Isaac Newton would have made a killing betting on the NFL. Besides literally writing the book on math (Principia Mathematica) and outworking all his peers (he may have had Asperger syndrome), Newton defined the concept of inertia in his First Law of Motion. It goes roughly like this: Objects in motion tend to stay in motion, while objects at rest tend to stay at rest.
For football betting purposes, the “objects” in this case are the people that make up the NFL betting public. They tend to do the same things at the start of every season that they were doing the year before. Meanwhile, the teams they’re betting on have changed – new coaches, new players, new systems.
Even when the players are the same, they’re not. They’re a year older, which can be a good or a bad thing (often both), and they might have different motivations behind their performances. Is this a contract year? Is their team on the cusp of greatness? Or has the player in question just signed a nine-figure deal after winning the Super Bowl?
Sharp handicappers are always asking these questions and working to get the answers. The more casual fans who bet on the NFL are not as good at this. They stick to their old ways until confronted with their new reality. The result: market inefficiency, the kind you could drive a truck through during the early regular season.
Mike D with the Master Plan
Since we’re working the academic theme today, let’s look at a 2012 thesis presented by Ohio University student Michael D. DiFilippo. Crunching the numbers from nearly 2,000 regular-season games between 2004 and 2011, DiFilippo and his colleagues found that the Week 1 NFL odds lines in games between playoff teams and non-playoff teams were off by an average of 4.28 points. In these games, the playoff team covered the spread only 34 percent of the time, going 18-35-1 ATS.

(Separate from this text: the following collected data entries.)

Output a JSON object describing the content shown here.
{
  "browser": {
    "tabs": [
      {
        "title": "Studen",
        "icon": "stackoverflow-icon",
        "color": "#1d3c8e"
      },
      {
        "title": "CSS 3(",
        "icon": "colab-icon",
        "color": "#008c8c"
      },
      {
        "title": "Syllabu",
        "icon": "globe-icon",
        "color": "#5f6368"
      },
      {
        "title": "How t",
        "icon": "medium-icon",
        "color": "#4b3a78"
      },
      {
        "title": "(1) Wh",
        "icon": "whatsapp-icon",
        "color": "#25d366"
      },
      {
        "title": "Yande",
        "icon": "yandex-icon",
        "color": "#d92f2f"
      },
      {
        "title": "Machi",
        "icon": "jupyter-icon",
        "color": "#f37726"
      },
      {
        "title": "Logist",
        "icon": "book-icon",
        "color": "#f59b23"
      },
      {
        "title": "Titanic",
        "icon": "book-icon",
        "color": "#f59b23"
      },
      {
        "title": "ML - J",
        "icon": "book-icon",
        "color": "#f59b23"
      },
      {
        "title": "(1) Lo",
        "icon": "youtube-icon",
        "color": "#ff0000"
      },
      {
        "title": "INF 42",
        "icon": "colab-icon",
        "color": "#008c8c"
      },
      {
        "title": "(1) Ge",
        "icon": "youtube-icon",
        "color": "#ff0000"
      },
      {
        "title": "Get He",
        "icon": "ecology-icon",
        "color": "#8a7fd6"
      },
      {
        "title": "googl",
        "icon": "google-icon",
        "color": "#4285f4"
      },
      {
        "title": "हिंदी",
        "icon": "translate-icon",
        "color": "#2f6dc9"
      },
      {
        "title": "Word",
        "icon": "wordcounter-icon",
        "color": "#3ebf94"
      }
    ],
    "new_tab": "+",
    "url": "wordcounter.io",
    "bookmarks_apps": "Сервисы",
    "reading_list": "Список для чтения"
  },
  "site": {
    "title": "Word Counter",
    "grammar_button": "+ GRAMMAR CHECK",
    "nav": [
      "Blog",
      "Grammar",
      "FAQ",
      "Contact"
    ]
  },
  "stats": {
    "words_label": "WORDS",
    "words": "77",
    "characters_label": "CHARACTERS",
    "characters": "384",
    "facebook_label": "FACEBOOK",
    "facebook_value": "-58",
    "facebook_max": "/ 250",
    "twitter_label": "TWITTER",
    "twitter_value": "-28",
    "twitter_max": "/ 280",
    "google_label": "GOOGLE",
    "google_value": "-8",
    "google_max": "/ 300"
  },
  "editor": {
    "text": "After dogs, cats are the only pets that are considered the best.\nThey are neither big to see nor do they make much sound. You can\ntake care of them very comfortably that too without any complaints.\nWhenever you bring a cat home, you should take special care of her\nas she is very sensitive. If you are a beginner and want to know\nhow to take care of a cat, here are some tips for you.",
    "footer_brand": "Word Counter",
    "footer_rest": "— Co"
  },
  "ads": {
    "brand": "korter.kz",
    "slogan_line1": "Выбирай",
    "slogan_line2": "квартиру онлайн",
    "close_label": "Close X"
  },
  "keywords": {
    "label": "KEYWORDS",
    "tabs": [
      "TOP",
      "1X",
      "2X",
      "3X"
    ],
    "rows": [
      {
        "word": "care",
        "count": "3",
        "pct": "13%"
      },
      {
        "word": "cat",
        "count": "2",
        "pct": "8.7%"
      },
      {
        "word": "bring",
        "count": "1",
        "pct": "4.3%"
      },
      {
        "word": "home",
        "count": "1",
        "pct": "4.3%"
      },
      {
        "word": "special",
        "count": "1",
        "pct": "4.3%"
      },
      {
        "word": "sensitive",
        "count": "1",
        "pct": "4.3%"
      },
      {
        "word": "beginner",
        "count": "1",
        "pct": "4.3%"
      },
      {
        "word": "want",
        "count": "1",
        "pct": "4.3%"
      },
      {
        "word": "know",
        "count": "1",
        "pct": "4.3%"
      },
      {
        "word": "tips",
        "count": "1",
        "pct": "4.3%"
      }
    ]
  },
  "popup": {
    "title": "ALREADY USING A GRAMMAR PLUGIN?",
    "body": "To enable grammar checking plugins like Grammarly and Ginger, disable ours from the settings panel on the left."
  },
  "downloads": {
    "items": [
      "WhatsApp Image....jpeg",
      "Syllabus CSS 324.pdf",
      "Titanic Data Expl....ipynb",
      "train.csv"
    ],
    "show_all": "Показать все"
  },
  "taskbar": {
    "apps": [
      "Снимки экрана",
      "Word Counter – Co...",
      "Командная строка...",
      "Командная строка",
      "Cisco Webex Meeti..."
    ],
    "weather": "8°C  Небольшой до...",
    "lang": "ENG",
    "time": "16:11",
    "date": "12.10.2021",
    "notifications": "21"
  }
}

Let those numbers sink in for a moment. Now here’s another: 25.6 percent ROI. That’s the return you would have gotten by blindly betting on non-playoff teams versus playoff teams in Week 1 from 2004-2011. But did this strategy hold up in 2012?
Dallas (+3.5) 24, N.Y. Giants 17 - WIN
New England 34, Tennessee (+4.5) 13 - LOSS
Atlanta 40, Kansas City (+1) 24 - LOSS
Washington (+8) 40, New Orleans 32 - WIN
St. Louis (+9) 23, Detroit 27 - WIN
Miami (+13) 10, Houston 30 - LOSS
Cincinnati (+7) 13, Baltimore 44 - LOSS
Well, if my math is right (I’m no Isaac Newton), that’s 3-4 ATS. However, seven games is a small sample size, and I don’t see anything here that would make me not want to give this strategy some serious thought in 2013.
We’re Maybe Gonna Score
DiFilippo and his cohorts also discovered that the Week 1 NFL lines were far too generous when it came to setting the totals. The hypothesis is that NFL offenses need time to work out the bugs and operate efficiently, leading to overly optimistic totals and a money-making opportunity for UNDER bettors. Sure enough, the UNDER was 102-69-3 in Week 1 from 2000 to 2010, good for a 13.6 percent ROI.
This looks like a healthy early-season trend, but the NFL has been getting rather offense-centric in recent years. The UNDER was just 4-12 to start 2011 and 7-9 in the first week of 2012. This could be a sample-size issue, as well, but betting on the NFL is always like that. The important thing to remember is that no one trend exists in a vacuum; the larger league-wide trend toward offense has to be taken into account as well.
These Week 1 inefficiencies also melt away pretty quickly once the NFL betting public has its new information. Betting the UNDER in Week 2 might still be profitable (88-79 from 2000-2010), although that 12-18 record from 2011-12 looks pretty scary. The totals level off from there, and there’s no historical advantage for picking non-playoff teams against playoff teams from Week 2 onward. As Newton used to say, get ‘em while they’re hot.